I’VE DONE THERAPY, and I’m not a fan.
The people who get into that line of work, in my opinion, are troubled people, which is why they get into it in the first place. Their true motivation is understanding themselves, not others, but you can make a living at it, so many do. Kill two birds.
Win, win. Endless fixation on one’s self while having others pay you to fix them too. If only you could. Most men are not inclined to therapy. It’s primarily a female thing which folds nicely into their endless talking and reading self-help books.
Men who submit to therapy, I believe, are usually coerced into it by a woman, or they are questionable fellows like Woody Allen. I was in the first category. Maybe the second too.
The therapists to whom I refer are not psychiatrists. I’m talking about psychologists and other lesser lights with therapy “training.” There are lots of options available. Psychiatrists are just physicians who want those big doctor bucks but who faint at the sight of blood.
My sister is a therapist. My first wife is a therapist. My daughter was a therapist until she married very well and became a woman of leisure. The man who picked up my pieces and put me back together in the late 1990s, when I was a basket case, was a therapist, a psychologist.
But his tools were entheogens, not the endless chatter of usual therapy.
I was first hauled into traditional therapy in 1994. My second wife was the hauler. The therapist was a woman, a scandalously expensive marriage counselor in the Galleria area of Houston. Her suite had multiple rooms. At first we sat on a white leather sofa, my seething wife and I.
Basically, it was a gang-bang, and I got hosed, strapped naked atop a grimy mattress on the floor of a dank, stinky basement. The gang-bangers were, of course, the therapist and my wife.
They had their way with me, over and over, and they didn’t even use protection.
My last clear memory of the final session was this: We went into another room of the suite where there were various instruments of torture, or perhaps they were just therapy aids. The shrink had me lie on my back atop a huge inflated ball, basically bending me backwards, which was uncomfortable.
She leaned over me, looked right into my face and asked (I am not making this up): How old are you now? I’m 50, I accurately responded, but I don’t think that’s what she wanted to hear.
In the parking lot, I vowed not to return, so my wife tossed me out in the cold shortly thereafter.

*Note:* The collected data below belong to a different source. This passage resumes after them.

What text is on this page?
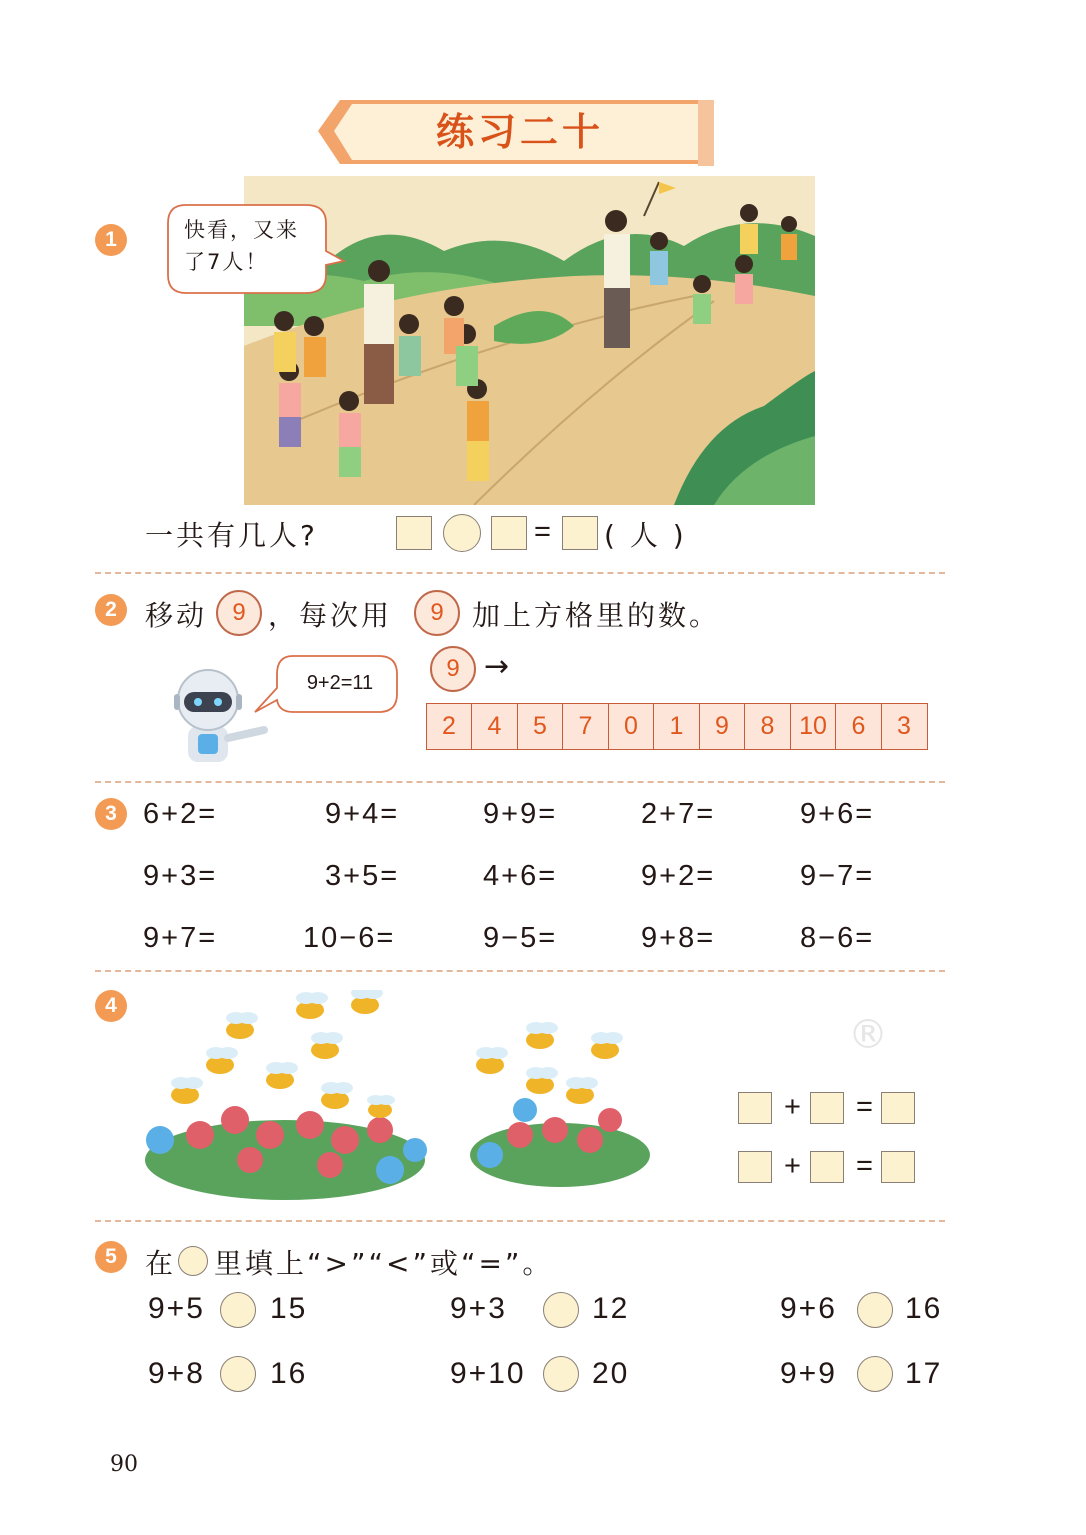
练习二十
1	快看，又来了7人！
一共有几人?	= ( 人 )
2	移动	9 ，每次用	9	加上方格里的数。
9+2=11
9 →
2	4	5	7	0	1	9	8 10 6	3
3 6+2=	9+4=	9+9=	2+7=	9+6=
9+3=	3+5=	4+6=	9+2=	9−7=
9+7=	10−6=	9−5=	9+8=	8−6=
4
®
+ =
+ =
5	在 里填上“>”“<”或“=”。
9+5 15	9+3	12	9+6 16
9+8 16	9+10 20	9+9 17
90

I do think that in some cases, what I call chatter therapy can do some good, mostly in relationships. Sometimes, but even then I have my doubts. When deeper issues are involved, things buried far below the surface of the psyche, the troubled soul, you can talk till your jaw falls off, and it will have done nothing of use. Our deepest conflicts care naught for conversation.
At best, those devilish conflicts might be excavated with some sticks of dynamite. Entheogens can be sticks of dynamite when administered with care.
Therapy as we know it started in the 20th century. There were therapists long before, of course, and they were called priests, ministers, pastors and shamans.
I prefer the old ways of therapy.
A shaman would never have bent me over a big, inflated ball and asked how old I was.
He would already have known. The jungle would have told him.